Последний месяц-полтора я стал более раздражительным, при беспорядке, холоде или тишине со мной лучше не заговаривать, и подбираю каждую нитку или крошку на полу. Меня порой удивляет, что вещи не валятся у меня из рук, я словно бы внезапно теряю чувствительность, вспомнив об этом самоубийстве. И всё-таки я мечтаю о таких минутах, ведь тогда оцепенение моё проходит и в голове проясняется. Я ощущаю ужас, но он действует на меня благотворно: наконец-то разогнана скука, тело расслабилось, нет нужды напрягаться, время течёт безболезненно.
Самым скверным в такие минуты было бы чьё-то участие – взглядом, а тем более словом. Тогда я сразу же отвожу взгляд или обрываю говорящего. Мне необходимо ощутить: то, что я сейчас испытываю, никому не понять и поделиться этим ни с кем нельзя – только так мой ужас получает истинный смысл, обретает реальность. Но стоит кому-то заговорить о нём, как мной вновь овладевает скука, и опять всё случившееся утрачивает своё значение. Тем не менее я время от времени с каким-то безрассудством рассказываю людям о самоубийстве матери и сержусь, если кто-нибудь осмелится сделать какое-либо замечание.

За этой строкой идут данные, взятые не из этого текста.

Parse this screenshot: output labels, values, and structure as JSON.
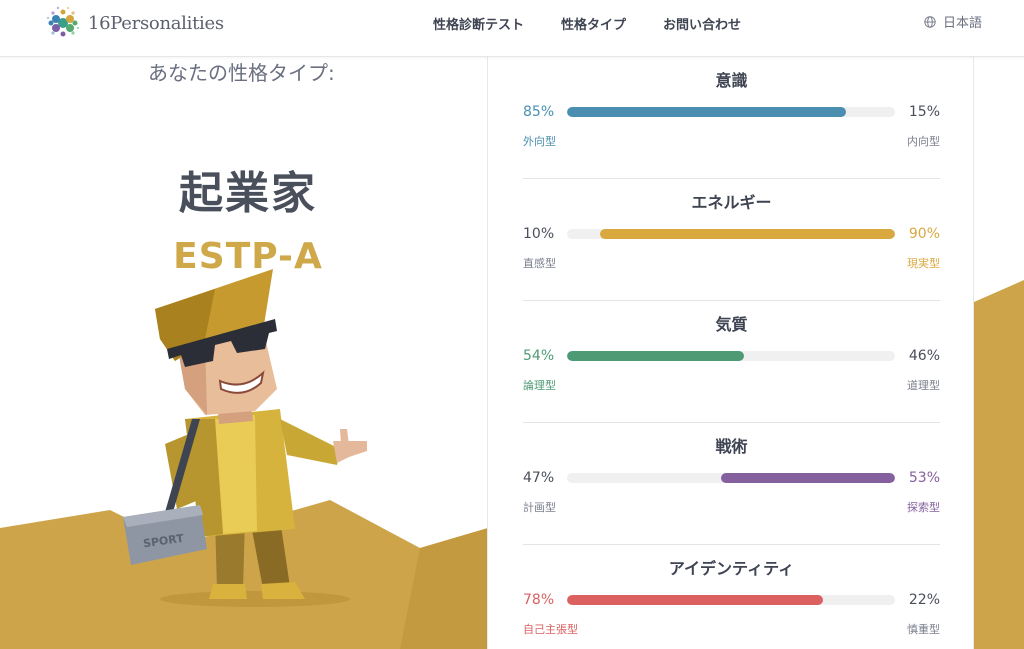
{
  "header": {
    "logo_text": "16Personalities",
    "nav": [
      "性格診断テスト",
      "性格タイプ",
      "お問い合わせ"
    ],
    "language": "日本語"
  },
  "result": {
    "subtitle": "あなたの性格タイプ:",
    "type_name": "起業家",
    "type_code": "ESTP-A",
    "character_bag_text": "SPORT"
  },
  "traits": [
    {
      "title": "意識",
      "left_pct": "85%",
      "right_pct": "15%",
      "left_label": "外向型",
      "right_label": "内向型",
      "fill_side": "left",
      "fill_fraction": 0.85,
      "color": "#4a8fb0"
    },
    {
      "title": "エネルギー",
      "left_pct": "10%",
      "right_pct": "90%",
      "left_label": "直感型",
      "right_label": "現実型",
      "fill_side": "right",
      "fill_fraction": 0.9,
      "color": "#d9a940"
    },
    {
      "title": "気質",
      "left_pct": "54%",
      "right_pct": "46%",
      "left_label": "論理型",
      "right_label": "道理型",
      "fill_side": "left",
      "fill_fraction": 0.54,
      "color": "#4e9a74"
    },
    {
      "title": "戦術",
      "left_pct": "47%",
      "right_pct": "53%",
      "left_label": "計画型",
      "right_label": "探索型",
      "fill_side": "right",
      "fill_fraction": 0.53,
      "color": "#85609e"
    },
    {
      "title": "アイデンティティ",
      "left_pct": "78%",
      "right_pct": "22%",
      "left_label": "自己主張型",
      "right_label": "慎重型",
      "fill_side": "left",
      "fill_fraction": 0.78,
      "color": "#db6060"
    }
  ]
}
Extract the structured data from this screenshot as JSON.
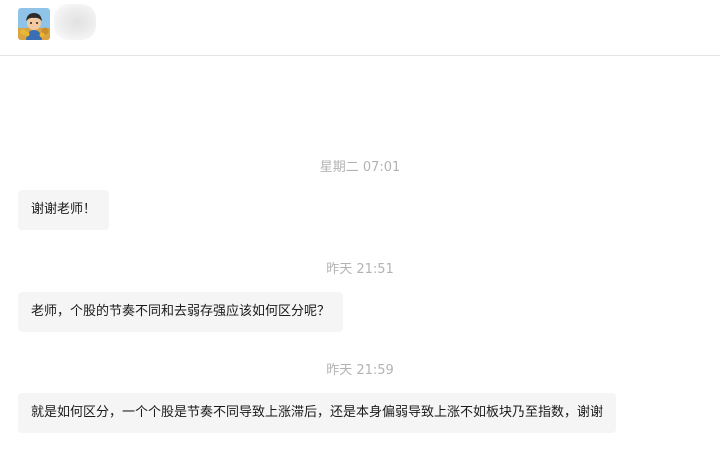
{
  "header": {
    "avatar_icon": "user-avatar-photo",
    "contact_name_redacted": true
  },
  "messages": [
    {
      "timestamp": "星期二 07:01",
      "text": "谢谢老师！"
    },
    {
      "timestamp": "昨天 21:51",
      "text": "老师，个股的节奏不同和去弱存强应该如何区分呢？"
    },
    {
      "timestamp": "昨天 21:59",
      "text": "就是如何区分，一个个股是节奏不同导致上涨滞后，还是本身偏弱导致上涨不如板块乃至指数，谢谢"
    }
  ],
  "colors": {
    "bubble_bg": "#f5f5f5",
    "timestamp": "#b3b3b3",
    "divider": "#e4e4e4"
  }
}
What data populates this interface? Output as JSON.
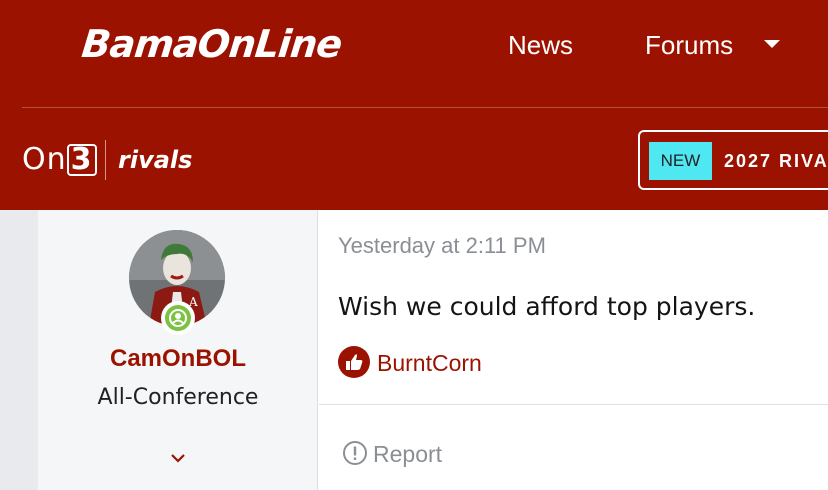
{
  "header": {
    "logo_text": "BamaOnLine",
    "nav": {
      "news_label": "News",
      "forums_label": "Forums"
    },
    "brands": {
      "on3_prefix": "On",
      "on3_suffix": "3",
      "rivals": "rivals"
    },
    "promo": {
      "badge": "NEW",
      "text": "2027 RIVA"
    }
  },
  "post": {
    "author": {
      "username": "CamOnBOL",
      "title": "All-Conference"
    },
    "timestamp": "Yesterday at 2:11 PM",
    "message": "Wish we could afford top players.",
    "reaction": {
      "user": "BurntCorn"
    },
    "actions": {
      "report_label": "Report"
    }
  },
  "colors": {
    "brand": "#9b1300",
    "promo_badge": "#4ee7f2",
    "online": "#7cc142",
    "muted_text": "#8a8f96"
  }
}
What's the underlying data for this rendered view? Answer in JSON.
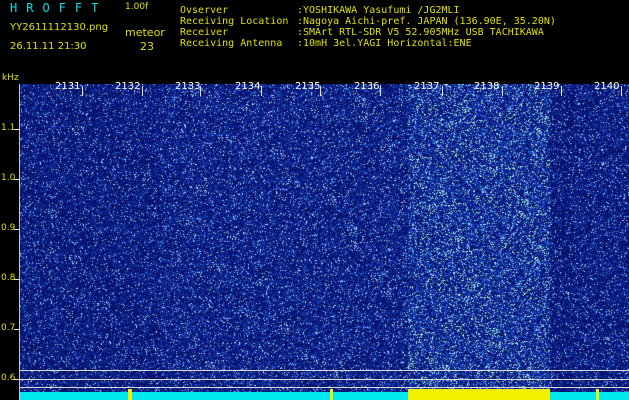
{
  "header": {
    "brand": "HROFFT",
    "version": "1.00f",
    "filename": "YY2611112130.png",
    "timestamp": "26.11.11 21:30",
    "meteor_label": "meteor",
    "meteor_count": "23"
  },
  "info": [
    {
      "key": "Ovserver",
      "value": ":YOSHIKAWA Yasufumi /JG2MLI"
    },
    {
      "key": "Receiving Location",
      "value": ":Nagoya Aichi-pref. JAPAN (136.90E, 35.20N)"
    },
    {
      "key": "Receiver",
      "value": ":SMArt RTL-SDR V5 52.905MHz USB TACHIKAWA"
    },
    {
      "key": "Receiving Antenna",
      "value": ":10mH 3el.YAGI Horizontal:ENE"
    }
  ],
  "plot": {
    "unit_label": "kHz",
    "y_ticks": [
      "1.1",
      "1.0",
      "0.9",
      "0.8",
      "0.7",
      "0.6"
    ],
    "x_ticks": [
      "2131",
      "2132",
      "2133",
      "2134",
      "2135",
      "2136",
      "2137",
      "2138",
      "2139",
      "2140"
    ],
    "colors": {
      "background": "#000000",
      "text_yellow": "#e0e000",
      "brand_cyan": "#00e0e0",
      "bottom_cyan": "#00e8f0",
      "bottom_yellow": "#f0f000"
    }
  }
}
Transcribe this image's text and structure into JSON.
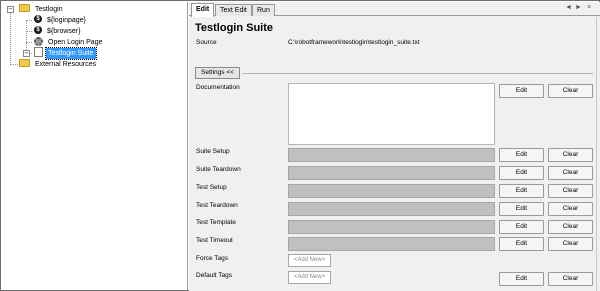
{
  "tree": {
    "root": "Testlogin",
    "items": [
      {
        "label": "${loginpage}",
        "icon": "variable-icon"
      },
      {
        "label": "${browser}",
        "icon": "variable-icon"
      },
      {
        "label": "Open Login Page",
        "icon": "keyword-icon"
      },
      {
        "label": "Testlogin Suite",
        "icon": "suite-file-icon",
        "selected": true
      }
    ],
    "external": "External Resources"
  },
  "tabs": [
    "Edit",
    "Text Edit",
    "Run"
  ],
  "tab_controls": {
    "prev": "◄",
    "next": "►",
    "close": "×"
  },
  "suite": {
    "title": "Testlogin Suite",
    "source_label": "Source",
    "source_value": "C:\\robotframework\\testlogin\\testlogin_suite.txt",
    "settings_button": "Settings <<"
  },
  "settings": [
    {
      "label": "Documentation"
    },
    {
      "label": "Suite Setup"
    },
    {
      "label": "Suite Teardown"
    },
    {
      "label": "Test Setup"
    },
    {
      "label": "Test Teardown"
    },
    {
      "label": "Test Template"
    },
    {
      "label": "Test Timeout"
    },
    {
      "label": "Force Tags",
      "placeholder": "<Add New>"
    },
    {
      "label": "Default Tags",
      "placeholder": "<Add New>"
    }
  ],
  "buttons": {
    "edit": "Edit",
    "clear": "Clear"
  },
  "colors": {
    "selection": "#3399ff",
    "field": "#c0c0c0",
    "folder": "#f2c94c"
  }
}
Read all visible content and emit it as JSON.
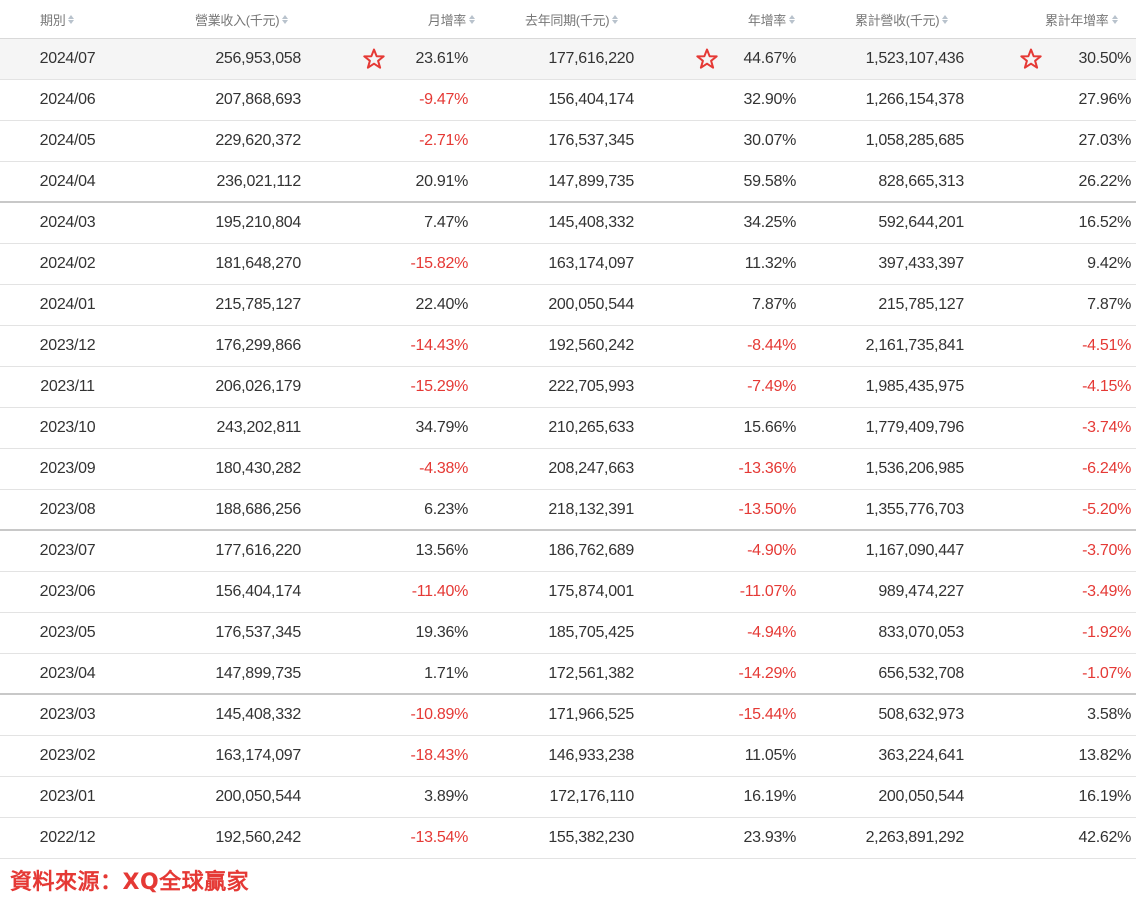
{
  "table": {
    "headers": {
      "period": "期別",
      "revenue": "營業收入(千元)",
      "mom": "月增率",
      "last_year": "去年同期(千元)",
      "yoy": "年增率",
      "cumulative": "累計營收(千元)",
      "cumulative_yoy": "累計年增率"
    },
    "rows": [
      {
        "period": "2024/07",
        "revenue": "256,953,058",
        "mom": "23.61%",
        "last_year": "177,616,220",
        "yoy": "44.67%",
        "cumulative": "1,523,107,436",
        "cumulative_yoy": "30.50%"
      },
      {
        "period": "2024/06",
        "revenue": "207,868,693",
        "mom": "-9.47%",
        "last_year": "156,404,174",
        "yoy": "32.90%",
        "cumulative": "1,266,154,378",
        "cumulative_yoy": "27.96%"
      },
      {
        "period": "2024/05",
        "revenue": "229,620,372",
        "mom": "-2.71%",
        "last_year": "176,537,345",
        "yoy": "30.07%",
        "cumulative": "1,058,285,685",
        "cumulative_yoy": "27.03%"
      },
      {
        "period": "2024/04",
        "revenue": "236,021,112",
        "mom": "20.91%",
        "last_year": "147,899,735",
        "yoy": "59.58%",
        "cumulative": "828,665,313",
        "cumulative_yoy": "26.22%"
      },
      {
        "period": "2024/03",
        "revenue": "195,210,804",
        "mom": "7.47%",
        "last_year": "145,408,332",
        "yoy": "34.25%",
        "cumulative": "592,644,201",
        "cumulative_yoy": "16.52%"
      },
      {
        "period": "2024/02",
        "revenue": "181,648,270",
        "mom": "-15.82%",
        "last_year": "163,174,097",
        "yoy": "11.32%",
        "cumulative": "397,433,397",
        "cumulative_yoy": "9.42%"
      },
      {
        "period": "2024/01",
        "revenue": "215,785,127",
        "mom": "22.40%",
        "last_year": "200,050,544",
        "yoy": "7.87%",
        "cumulative": "215,785,127",
        "cumulative_yoy": "7.87%"
      },
      {
        "period": "2023/12",
        "revenue": "176,299,866",
        "mom": "-14.43%",
        "last_year": "192,560,242",
        "yoy": "-8.44%",
        "cumulative": "2,161,735,841",
        "cumulative_yoy": "-4.51%"
      },
      {
        "period": "2023/11",
        "revenue": "206,026,179",
        "mom": "-15.29%",
        "last_year": "222,705,993",
        "yoy": "-7.49%",
        "cumulative": "1,985,435,975",
        "cumulative_yoy": "-4.15%"
      },
      {
        "period": "2023/10",
        "revenue": "243,202,811",
        "mom": "34.79%",
        "last_year": "210,265,633",
        "yoy": "15.66%",
        "cumulative": "1,779,409,796",
        "cumulative_yoy": "-3.74%"
      },
      {
        "period": "2023/09",
        "revenue": "180,430,282",
        "mom": "-4.38%",
        "last_year": "208,247,663",
        "yoy": "-13.36%",
        "cumulative": "1,536,206,985",
        "cumulative_yoy": "-6.24%"
      },
      {
        "period": "2023/08",
        "revenue": "188,686,256",
        "mom": "6.23%",
        "last_year": "218,132,391",
        "yoy": "-13.50%",
        "cumulative": "1,355,776,703",
        "cumulative_yoy": "-5.20%"
      },
      {
        "period": "2023/07",
        "revenue": "177,616,220",
        "mom": "13.56%",
        "last_year": "186,762,689",
        "yoy": "-4.90%",
        "cumulative": "1,167,090,447",
        "cumulative_yoy": "-3.70%"
      },
      {
        "period": "2023/06",
        "revenue": "156,404,174",
        "mom": "-11.40%",
        "last_year": "175,874,001",
        "yoy": "-11.07%",
        "cumulative": "989,474,227",
        "cumulative_yoy": "-3.49%"
      },
      {
        "period": "2023/05",
        "revenue": "176,537,345",
        "mom": "19.36%",
        "last_year": "185,705,425",
        "yoy": "-4.94%",
        "cumulative": "833,070,053",
        "cumulative_yoy": "-1.92%"
      },
      {
        "period": "2023/04",
        "revenue": "147,899,735",
        "mom": "1.71%",
        "last_year": "172,561,382",
        "yoy": "-14.29%",
        "cumulative": "656,532,708",
        "cumulative_yoy": "-1.07%"
      },
      {
        "period": "2023/03",
        "revenue": "145,408,332",
        "mom": "-10.89%",
        "last_year": "171,966,525",
        "yoy": "-15.44%",
        "cumulative": "508,632,973",
        "cumulative_yoy": "3.58%"
      },
      {
        "period": "2023/02",
        "revenue": "163,174,097",
        "mom": "-18.43%",
        "last_year": "146,933,238",
        "yoy": "11.05%",
        "cumulative": "363,224,641",
        "cumulative_yoy": "13.82%"
      },
      {
        "period": "2023/01",
        "revenue": "200,050,544",
        "mom": "3.89%",
        "last_year": "172,176,110",
        "yoy": "16.19%",
        "cumulative": "200,050,544",
        "cumulative_yoy": "16.19%"
      },
      {
        "period": "2022/12",
        "revenue": "192,560,242",
        "mom": "-13.54%",
        "last_year": "155,382,230",
        "yoy": "23.93%",
        "cumulative": "2,263,891,292",
        "cumulative_yoy": "42.62%"
      }
    ]
  },
  "star_marks": {
    "icon": "star-outline-icon",
    "color": "#e53935"
  },
  "colors": {
    "negative": "#e53935",
    "header_text": "#777777",
    "body_text": "#333333",
    "source_text": "#e53935"
  },
  "source": {
    "label": "資料來源：XQ全球贏家"
  }
}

Лучше всего, если меня в эту минуту отвлекут или начнут подтрунивать надо мной.
Когда Джеймса Бонда в последнем фильме спросили, мёртв ли противник, которого он только что перебросил через перила, и он ответил: «Надо надеяться!», я, например, рассмеялся с облегчением. Шуточки о мертвецах и смерти меня не трогают, наоборот, они даже действуют на меня благотворно.
Приступы страха бывают теперь всё более короткими, это скорее провалы в небытие, чем приступы; мгновение спустя бездна вновь затягивается, и если я с кем-то веду разговор, то тут же пытаюсь выказать особую заинтересованность, словно бы допустил неучтивость к собеседнику.
Кстати, с тех пор, как я начал писать, эти припадки, потому, видимо, что я пытаюсь описать их как можно точнее, вовсе исчезли, пропали. Описывая их, я вспоминаю о них как о завершённом периоде своей жизни, и усилия, которые я затрачиваю, чтобы вспомнить их и выразить, целиком поглощают мои силы, и мгновенные дневные кошмары, мутившие меня последнее время, оставили меня в покое. Дело в том, что у меня порой случались «приступы»: самые обыденные представления, многократно повторяемые, стёртые за годы и десятилетия изначальные представления, внезапно распадались, и я испытывал боль от тотчас образовавшейся в сознании пустоты.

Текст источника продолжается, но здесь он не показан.